Ryan Briscoe won Penske Racing its third pole in three races, but will start from 11th due to the penalty. (James Fish/The Epoch Times)
Ryan Briscoe won Penske Racing its third pole in three races, but will start from 11th due to the penalty. (James Fish/The Epoch Times)

Ryan Briscoe set the record, won the point, but starts mid-pack, Still he felt that his achievement was important. “Yeah, it’s huge to get the pole around this track at Long Beach; it’s pretty satisfying,” Briscoe told MRN. ‘It’s a tough track, it’s fast and the boys here a Team Penske gave me a great car here today.
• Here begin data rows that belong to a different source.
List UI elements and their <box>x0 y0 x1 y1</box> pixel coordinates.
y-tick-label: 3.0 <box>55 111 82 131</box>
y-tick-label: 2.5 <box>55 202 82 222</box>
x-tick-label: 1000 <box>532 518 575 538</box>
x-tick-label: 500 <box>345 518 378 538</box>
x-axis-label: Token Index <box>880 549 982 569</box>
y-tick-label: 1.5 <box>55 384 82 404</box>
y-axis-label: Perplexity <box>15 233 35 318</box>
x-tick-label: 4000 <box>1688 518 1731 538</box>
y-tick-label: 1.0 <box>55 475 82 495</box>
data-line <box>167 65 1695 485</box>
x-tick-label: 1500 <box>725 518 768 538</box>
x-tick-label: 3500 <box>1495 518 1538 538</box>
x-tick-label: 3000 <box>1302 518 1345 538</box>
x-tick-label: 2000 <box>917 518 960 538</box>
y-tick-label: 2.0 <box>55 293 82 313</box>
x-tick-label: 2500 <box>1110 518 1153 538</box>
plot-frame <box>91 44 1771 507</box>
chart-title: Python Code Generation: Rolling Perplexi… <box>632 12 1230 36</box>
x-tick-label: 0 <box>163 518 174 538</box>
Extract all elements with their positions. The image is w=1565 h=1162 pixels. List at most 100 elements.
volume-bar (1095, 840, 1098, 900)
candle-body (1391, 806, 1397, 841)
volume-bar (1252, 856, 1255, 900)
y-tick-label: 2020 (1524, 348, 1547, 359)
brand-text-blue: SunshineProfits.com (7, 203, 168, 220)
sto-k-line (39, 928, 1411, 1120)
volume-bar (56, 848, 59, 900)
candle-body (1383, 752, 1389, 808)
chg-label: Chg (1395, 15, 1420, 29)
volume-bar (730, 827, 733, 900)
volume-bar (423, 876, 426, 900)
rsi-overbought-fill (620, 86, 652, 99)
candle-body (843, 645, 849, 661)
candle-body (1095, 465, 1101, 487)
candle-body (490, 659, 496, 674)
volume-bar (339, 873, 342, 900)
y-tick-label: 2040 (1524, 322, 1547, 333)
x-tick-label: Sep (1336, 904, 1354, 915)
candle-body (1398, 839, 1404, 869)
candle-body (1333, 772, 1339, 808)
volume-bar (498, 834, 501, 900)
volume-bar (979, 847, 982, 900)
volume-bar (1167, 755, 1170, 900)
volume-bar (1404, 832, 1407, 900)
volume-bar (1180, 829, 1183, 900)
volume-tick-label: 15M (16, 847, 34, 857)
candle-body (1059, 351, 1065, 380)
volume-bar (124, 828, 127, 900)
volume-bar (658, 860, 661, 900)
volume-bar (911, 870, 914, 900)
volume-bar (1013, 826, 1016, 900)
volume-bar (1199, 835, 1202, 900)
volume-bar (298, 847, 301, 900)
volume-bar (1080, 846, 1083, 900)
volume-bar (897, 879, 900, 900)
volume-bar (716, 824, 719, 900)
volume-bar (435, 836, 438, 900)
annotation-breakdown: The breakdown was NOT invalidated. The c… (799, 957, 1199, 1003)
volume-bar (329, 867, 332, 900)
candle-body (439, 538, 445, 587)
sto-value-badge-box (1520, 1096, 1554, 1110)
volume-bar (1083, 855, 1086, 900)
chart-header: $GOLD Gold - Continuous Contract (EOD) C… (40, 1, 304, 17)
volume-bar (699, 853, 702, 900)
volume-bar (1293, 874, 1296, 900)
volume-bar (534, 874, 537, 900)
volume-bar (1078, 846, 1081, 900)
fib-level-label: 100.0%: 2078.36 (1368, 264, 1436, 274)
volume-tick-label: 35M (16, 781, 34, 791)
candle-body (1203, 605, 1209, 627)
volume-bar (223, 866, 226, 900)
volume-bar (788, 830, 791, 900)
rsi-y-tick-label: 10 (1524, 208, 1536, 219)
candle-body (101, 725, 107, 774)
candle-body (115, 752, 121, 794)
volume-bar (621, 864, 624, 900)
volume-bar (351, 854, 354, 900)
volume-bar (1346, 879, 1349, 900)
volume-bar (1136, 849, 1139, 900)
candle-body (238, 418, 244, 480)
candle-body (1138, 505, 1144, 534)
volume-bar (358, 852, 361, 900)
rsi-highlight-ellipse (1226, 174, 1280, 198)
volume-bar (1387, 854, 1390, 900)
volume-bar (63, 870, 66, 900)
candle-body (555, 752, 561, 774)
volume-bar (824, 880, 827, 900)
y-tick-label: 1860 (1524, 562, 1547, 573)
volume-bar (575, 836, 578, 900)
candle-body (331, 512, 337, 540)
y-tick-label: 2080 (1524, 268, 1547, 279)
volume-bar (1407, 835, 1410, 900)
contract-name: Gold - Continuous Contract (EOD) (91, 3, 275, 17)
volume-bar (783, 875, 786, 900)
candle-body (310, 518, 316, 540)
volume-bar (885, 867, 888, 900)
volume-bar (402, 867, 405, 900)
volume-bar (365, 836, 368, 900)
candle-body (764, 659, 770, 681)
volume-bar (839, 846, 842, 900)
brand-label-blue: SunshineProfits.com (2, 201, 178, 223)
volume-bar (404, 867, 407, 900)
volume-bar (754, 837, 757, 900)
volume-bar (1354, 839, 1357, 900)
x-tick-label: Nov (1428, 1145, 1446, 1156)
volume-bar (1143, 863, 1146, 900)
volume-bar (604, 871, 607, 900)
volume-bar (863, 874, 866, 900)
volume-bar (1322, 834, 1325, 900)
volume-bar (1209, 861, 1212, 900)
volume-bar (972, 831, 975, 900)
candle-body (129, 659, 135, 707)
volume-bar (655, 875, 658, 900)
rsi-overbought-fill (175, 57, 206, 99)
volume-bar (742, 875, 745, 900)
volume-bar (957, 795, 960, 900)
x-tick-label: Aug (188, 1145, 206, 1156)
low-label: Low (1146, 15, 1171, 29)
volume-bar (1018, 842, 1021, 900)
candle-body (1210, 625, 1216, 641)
“We’re trying to reward the guys for all the work they’ve put in off-season because it has been absolutely flat out with this new car the new Chevy engine. I am proud of all the work everyone’s done—I just wanted to go out and drive the wheels off the thing.”

Briscoe was philosophical about the penalty and optimistic about his chances in the race.

“I got to trust [Chevrolet’s] judgment obviously it is disappointment to be docked ten spots but if that means we’ll get through the race trouble-free and not blow up in the race that’s what counts. I guess I’m starting eleventh; last I started twelfth and finished second, so we’re moving up a spot maybe.”

The big surprise of qualifying was that IndyCar rookie Joseph Newgarden, driving for the underfunded Sarah Fisher Hartman Racing, qualified seventh, nearly making the Firestone Fast Six. Since he uses a Honda engine, he will start second, on the outside of the first row.